Une fois le projet réalisé, l’équipe le soumet à un jury d’étudiants. Ce dernier le note. Pour les projets plus aboutis, nous dispensons également un programme d’accélérateur. Nous aiderons les étudiants à définir le projet, l’accompagner et lever des fonds pour leur start-up. A 42, nous travaillons avec des conseillers en HEC, des entrepreneurs. Notre rôle est de susciter l’envie et l’énergie d’entreprendre.
Les pays européens peinent à retenir les start-up créatives. Comment la France peut-elle créer un écosystème favorable pour garder ses jeunes pousses?
A 42, les projets doivent se penser au niveau mondial. C’est très sain d’aller passer quelques années à l’étranger. C’est pour cela que nous avons inauguré un campus à la Silicon Valley et que l’on pense à faire de même en Asie. A Paris, l’innovation numérique se développe très fortement. C’est un milieu foisonnant d’idées qui ne ressemble en rien à la Californie. En France, nous avons une façon moins procédurière de penser l’innovation. Nous sommes une société pluriculturelle intégrée. C’est un avantage concurrentiel. Aujourd’hui, la France reprend confiance en elle. Elle ne se calque plus sur le modèle américain. Techniquement, si l’on essaie de copier la Silicon Valley, cela ne marchera pas.
Samsung, Coding Academy, Simplon.co, WebForce3, 3W Academy… Les écoles de code se multiplient en France. Gratuites, elles se calquent sur le modèle de 42. Quel rapport entretenez-vous avec cette concurrence?
42 n’est pas une école du code. Le langage informatique, c’est facile. Il s’apprend à tous les âges. L’enjeu n’est pas là. Nous, nous apprenons aux étudiants à innover et à collaborer.

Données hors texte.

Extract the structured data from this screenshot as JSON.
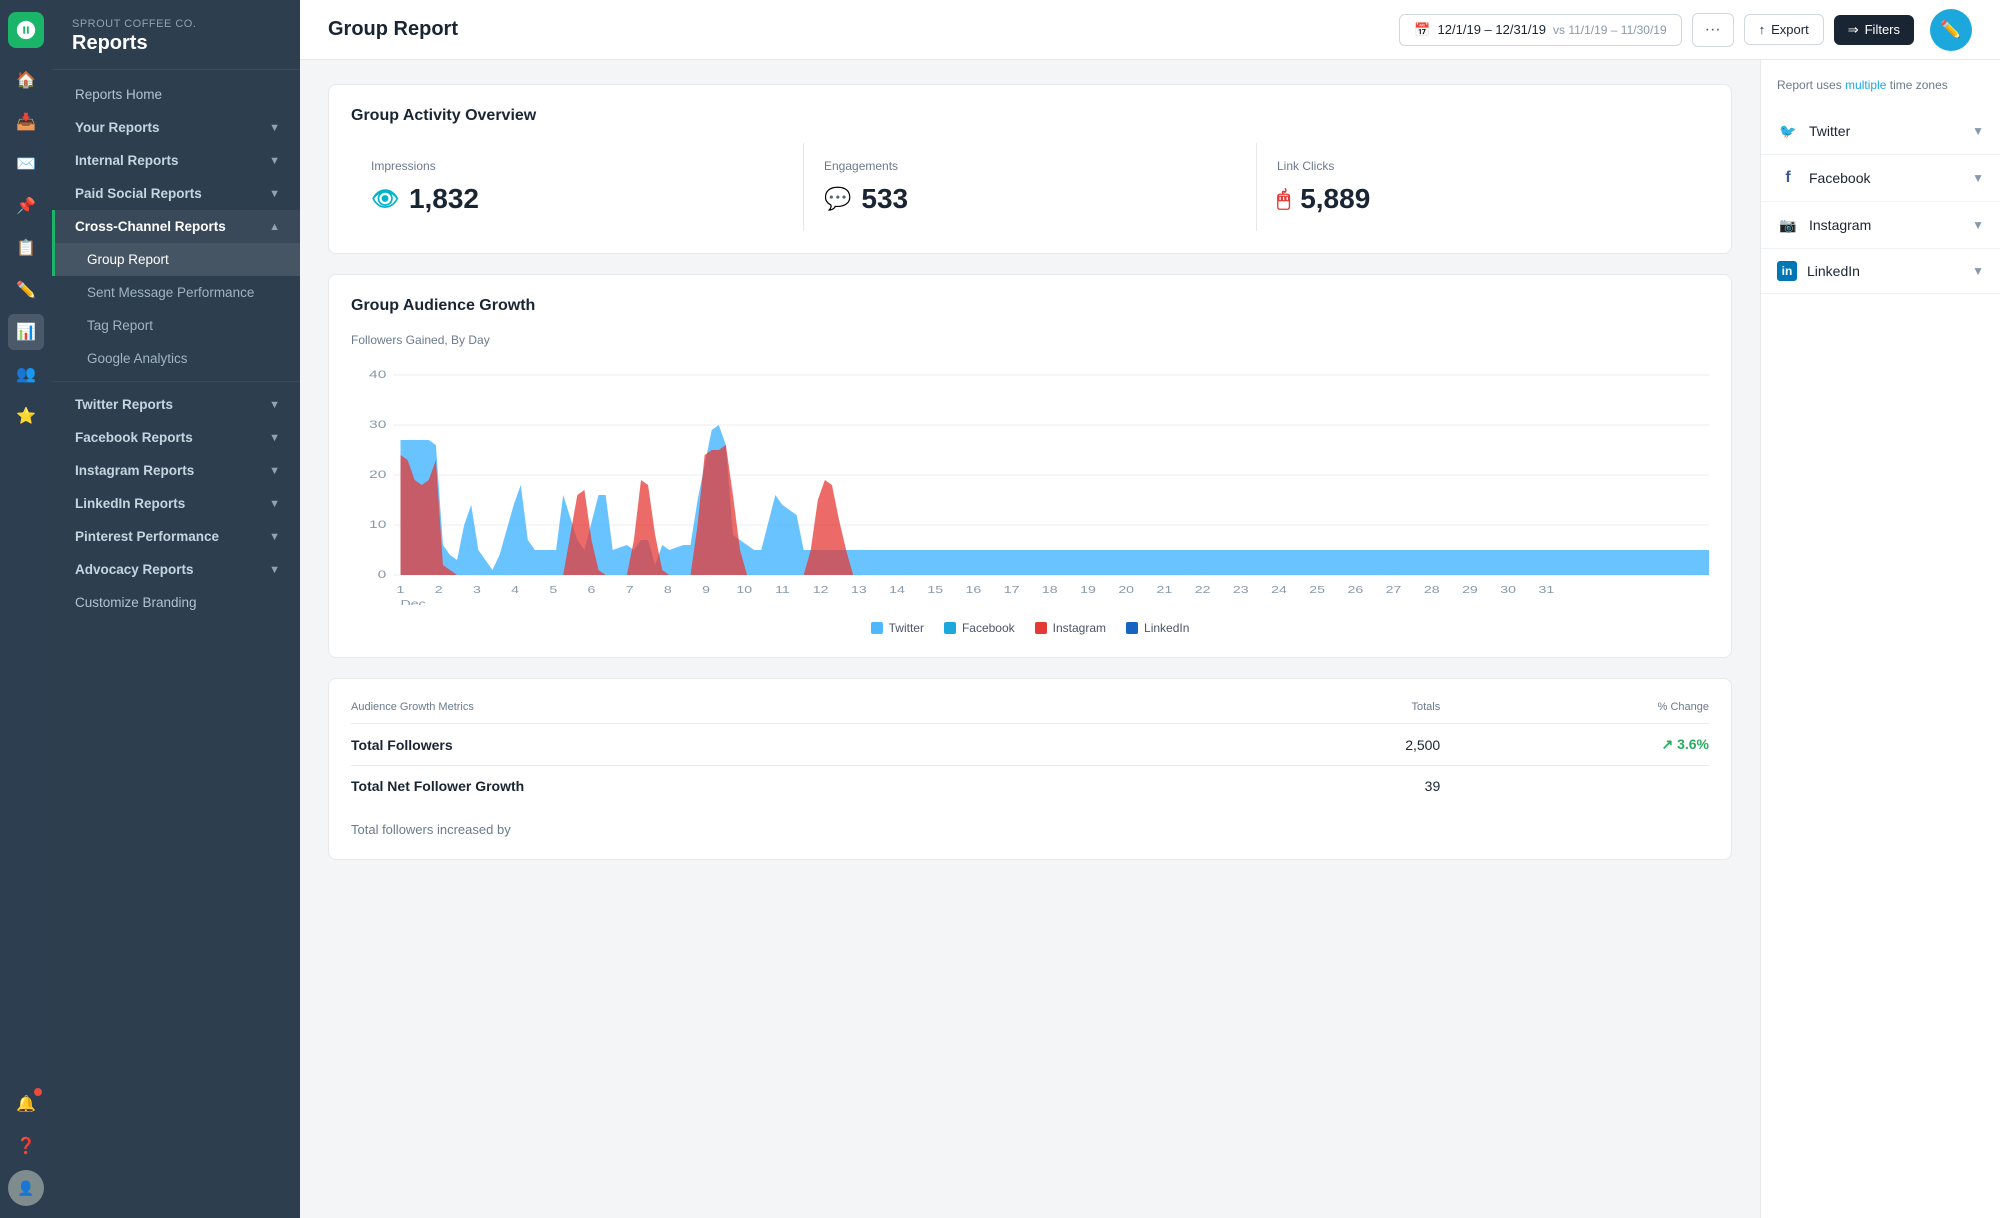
{
  "app": {
    "company": "Sprout Coffee Co.",
    "section": "Reports"
  },
  "page": {
    "title": "Group Report",
    "dateRange": "12/1/19 – 12/31/19",
    "vsDateRange": "vs 11/1/19 – 11/30/19"
  },
  "toolbar": {
    "more_label": "···",
    "export_label": "Export",
    "filters_label": "Filters"
  },
  "sidebar": {
    "reportsHome": "Reports Home",
    "yourReports": "Your Reports",
    "internalReports": "Internal Reports",
    "paidSocialReports": "Paid Social Reports",
    "crossChannelReports": "Cross-Channel Reports",
    "groupReport": "Group Report",
    "sentMessagePerformance": "Sent Message Performance",
    "tagReport": "Tag Report",
    "googleAnalytics": "Google Analytics",
    "twitterReports": "Twitter Reports",
    "facebookReports": "Facebook Reports",
    "instagramReports": "Instagram Reports",
    "linkedinReports": "LinkedIn Reports",
    "pinterestPerformance": "Pinterest Performance",
    "advocacyReports": "Advocacy Reports",
    "customizeBranding": "Customize Branding"
  },
  "overview": {
    "title": "Group Activity Overview",
    "stats": [
      {
        "label": "Impressions",
        "value": "1,832",
        "icon": "👁",
        "iconClass": "teal"
      },
      {
        "label": "Engagements",
        "value": "533",
        "icon": "💬",
        "iconClass": "purple"
      },
      {
        "label": "Link Clicks",
        "value": "5,889",
        "icon": "🖱",
        "iconClass": "red"
      }
    ]
  },
  "audienceGrowth": {
    "title": "Group Audience Growth",
    "subtitle": "Followers Gained, By Day",
    "yAxis": [
      "40",
      "30",
      "20",
      "10",
      "0"
    ],
    "xAxis": [
      "1",
      "2",
      "3",
      "4",
      "5",
      "6",
      "7",
      "8",
      "9",
      "10",
      "11",
      "12",
      "13",
      "14",
      "15",
      "16",
      "17",
      "18",
      "19",
      "20",
      "21",
      "22",
      "23",
      "24",
      "25",
      "26",
      "27",
      "28",
      "29",
      "30",
      "31"
    ],
    "xAxisLabel": "Dec",
    "legend": [
      {
        "label": "Twitter",
        "color": "#4db8ff"
      },
      {
        "label": "Facebook",
        "color": "#1ca8dd"
      },
      {
        "label": "Instagram",
        "color": "#e53935"
      },
      {
        "label": "LinkedIn",
        "color": "#1565c0"
      }
    ]
  },
  "metrics": {
    "title": "Audience Growth Metrics",
    "columns": [
      "Totals",
      "% Change"
    ],
    "rows": [
      {
        "label": "Total Followers",
        "total": "2,500",
        "change": "↗ 3.6%",
        "changeClass": "change-up"
      },
      {
        "label": "Total Net Follower Growth",
        "total": "39",
        "change": ""
      }
    ],
    "note": "Total followers increased by"
  },
  "rightPanel": {
    "timezoneNote": "Report uses",
    "timezoneLink": "multiple",
    "timezoneEnd": "time zones",
    "platforms": [
      {
        "name": "Twitter",
        "icon": "🐦",
        "iconBg": "#1da1f2"
      },
      {
        "name": "Facebook",
        "icon": "f",
        "iconBg": "#3b5998"
      },
      {
        "name": "Instagram",
        "icon": "📷",
        "iconBg": "#c13584"
      },
      {
        "name": "LinkedIn",
        "icon": "in",
        "iconBg": "#0077b5"
      }
    ]
  }
}
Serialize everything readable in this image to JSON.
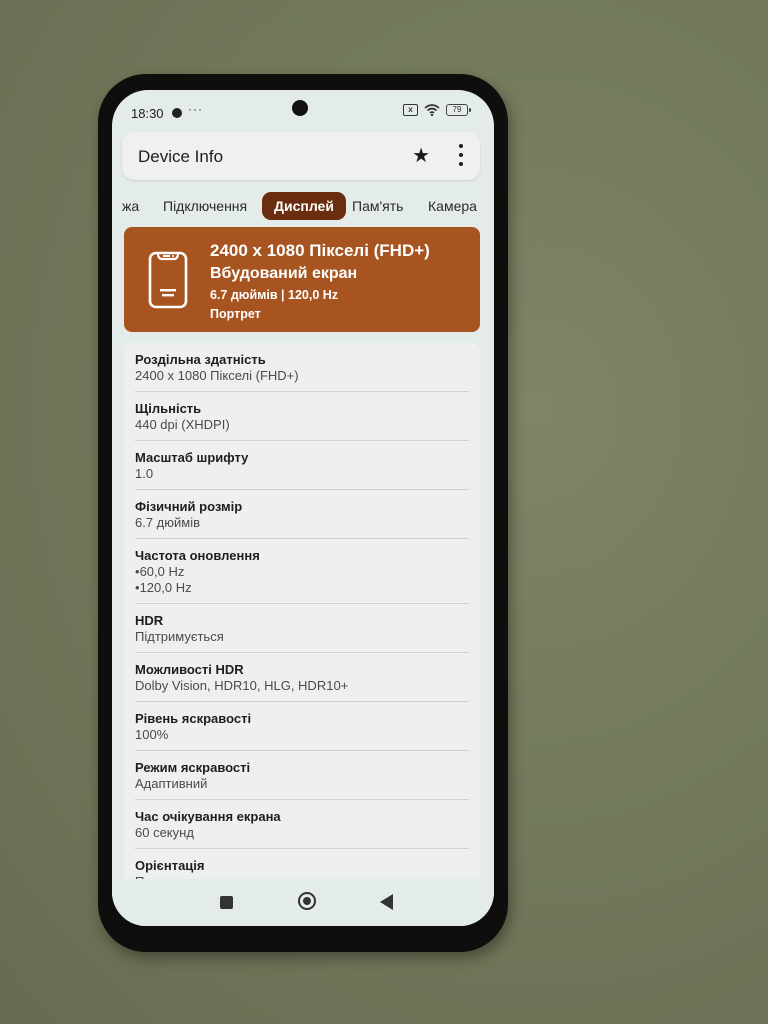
{
  "status_bar": {
    "time": "18:30",
    "more": "···",
    "sim_glyph": "x",
    "battery_level": "79"
  },
  "app_bar": {
    "title": "Device Info",
    "star_icon": "★",
    "menu_icon": "more-vert-icon"
  },
  "tabs": [
    {
      "label": "жа",
      "active": false
    },
    {
      "label": "Підключення",
      "active": false
    },
    {
      "label": "Дисплей",
      "active": true
    },
    {
      "label": "Пам'ять",
      "active": false
    },
    {
      "label": "Камера",
      "active": false
    }
  ],
  "hero": {
    "title": "2400 x 1080 Пікселі (FHD+)",
    "subtitle": "Вбудований екран",
    "line3": "6.7 дюймів | 120,0 Hz",
    "line4": "Портрет",
    "background": "#a75420"
  },
  "details": [
    {
      "label": "Роздільна здатність",
      "values": [
        "2400 x 1080 Пікселі (FHD+)"
      ]
    },
    {
      "label": "Щільність",
      "values": [
        "440 dpi (XHDPI)"
      ]
    },
    {
      "label": "Масштаб шрифту",
      "values": [
        "1.0"
      ]
    },
    {
      "label": "Фізичний розмір",
      "values": [
        "6.7 дюймів"
      ]
    },
    {
      "label": "Частота оновлення",
      "values": [
        "60,0 Hz",
        "120,0 Hz"
      ],
      "bulleted": true
    },
    {
      "label": "HDR",
      "values": [
        "Підтримується"
      ]
    },
    {
      "label": "Можливості HDR",
      "values": [
        "Dolby Vision, HDR10, HLG, HDR10+"
      ]
    },
    {
      "label": "Рівень яскравості",
      "values": [
        "100%"
      ]
    },
    {
      "label": "Режим яскравості",
      "values": [
        "Адаптивний"
      ]
    },
    {
      "label": "Час очікування екрана",
      "values": [
        "60 секунд"
      ]
    },
    {
      "label": "Орієнтація",
      "values": [
        "Портрет"
      ]
    }
  ],
  "colors": {
    "active_tab": "#6b2d0f",
    "hero_card": "#a75420",
    "screen_bg": "#e4ecea"
  }
}
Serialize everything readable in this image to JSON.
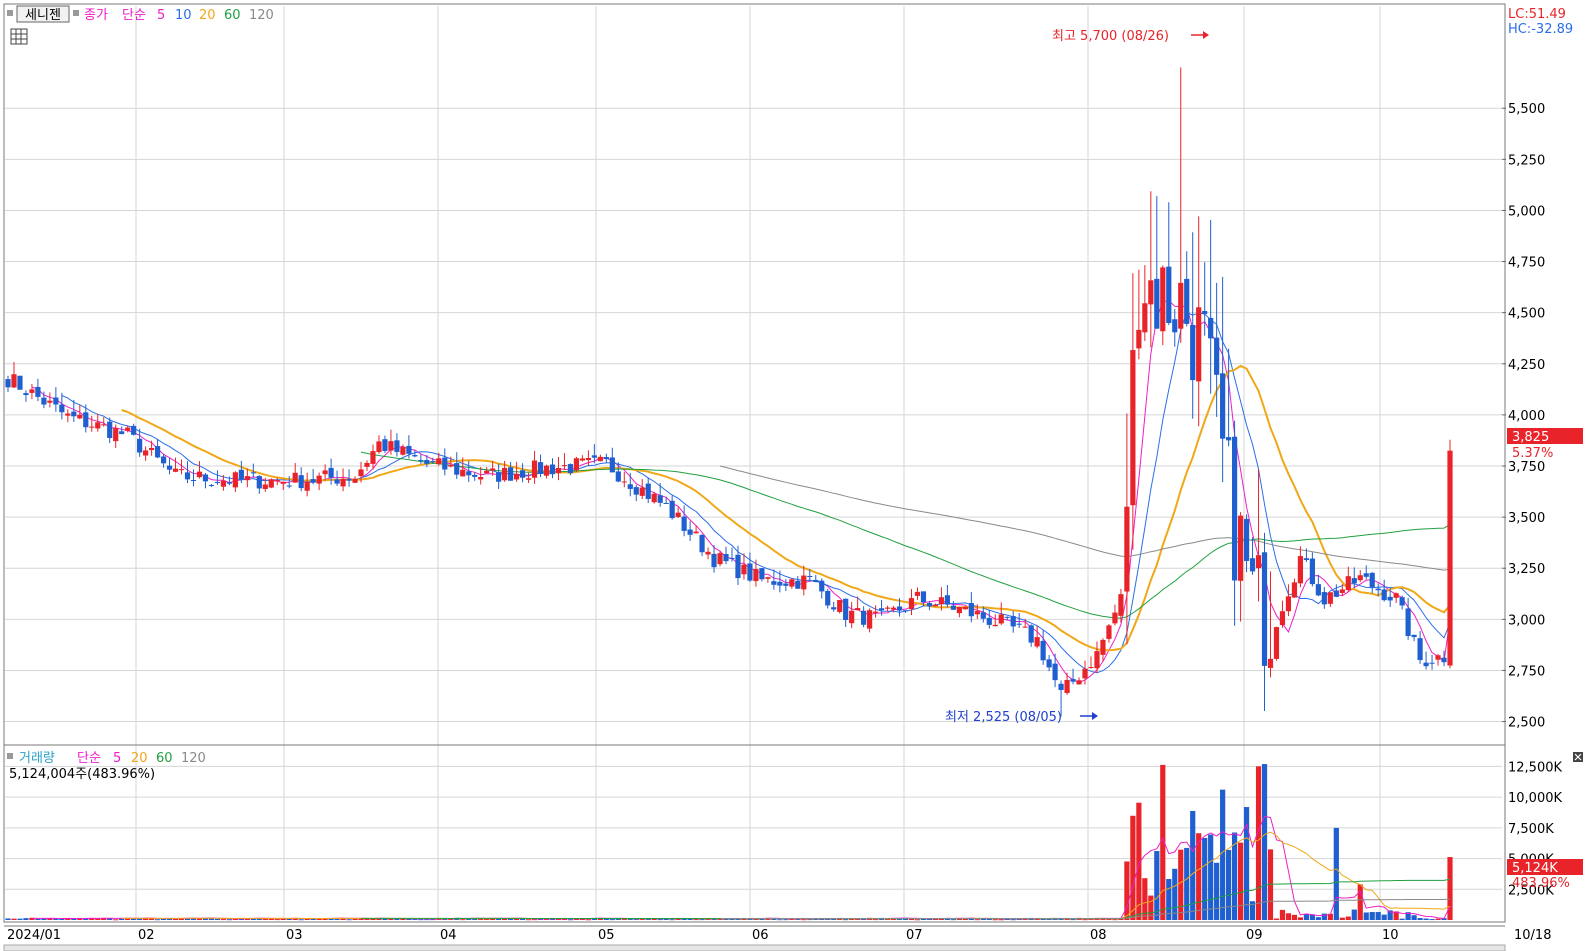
{
  "header": {
    "stock_name": "세니젠",
    "price_type": "종가",
    "ma_type": "단순",
    "ma_periods": [
      "5",
      "10",
      "20",
      "60",
      "120"
    ],
    "lc": "LC:51.49",
    "hc": "HC:-32.89"
  },
  "volume_header": {
    "title": "거래량",
    "ma_type": "단순",
    "ma_periods": [
      "5",
      "20",
      "60",
      "120"
    ],
    "current_volume": "5,124,004주(483.96%)"
  },
  "annotations": {
    "high": "최고 5,700 (08/26)",
    "low": "최저 2,525 (08/05)"
  },
  "price_tag": {
    "value": "3,825",
    "change": "5.37%"
  },
  "volume_tag": {
    "value": "5,124K",
    "change": "483.96%"
  },
  "colors": {
    "up": "#e8242a",
    "down": "#1f5fd0",
    "ma5": "#f01ec8",
    "ma10": "#2a6ee8",
    "ma20": "#f0a818",
    "ma60": "#20a040",
    "ma120": "#8a8a8a"
  },
  "chart_data": [
    {
      "type": "candlestick",
      "title": "세니젠",
      "x_labels": [
        "2024/01",
        "02",
        "03",
        "04",
        "05",
        "06",
        "07",
        "08",
        "09",
        "10",
        "10/18"
      ],
      "y_ticks": [
        "5,500",
        "5,250",
        "5,000",
        "4,750",
        "4,500",
        "4,250",
        "4,000",
        "3,750",
        "3,500",
        "3,250",
        "3,000",
        "2,750",
        "2,500"
      ],
      "ylim": [
        2400,
        6000
      ],
      "high": {
        "value": 5700,
        "date": "08/26"
      },
      "low": {
        "value": 2525,
        "date": "08/05"
      },
      "last_close": 3825,
      "change_pct": 5.37,
      "grid": true
    },
    {
      "type": "bar",
      "title": "거래량",
      "y_ticks": [
        "12,500K",
        "10,000K",
        "7,500K",
        "5,000K",
        "2,500K"
      ],
      "ylim": [
        0,
        14000
      ],
      "last_volume_k": 5124,
      "last_volume_ratio_pct": 483.96,
      "grid": true
    }
  ]
}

Dans l’éducation classique, la collaboration entre élèves ou le fait de s’inspirer d’un travail s’appelle tricher. Un adulte formé dans ce cadre rigide aura beaucoup de peine à innover dans son travail. Il faut casser cette normalisation. L’éducation nationale demande aux élèves de répondre à des questions déjà acceptées.
Il y a le juste et le faux. Tout ce qui se trouve entre les deux n’a pas lieu d’être. C’est donc difficile d’inventer dans ce système. Les jeunes sont naturellement inventifs. Il faut développer cet aspect-là, car les entreprises d’aujourd’hui ont besoin de collaborateurs capables de faire fonctionner le cerveau collectif de l’entreprise. En d’autres termes, il ne sert à rien de faire 42 pour apprendre à coder. Par contre, si vous désirez inventer les produits de demain, vous êtes à la bonne adresse.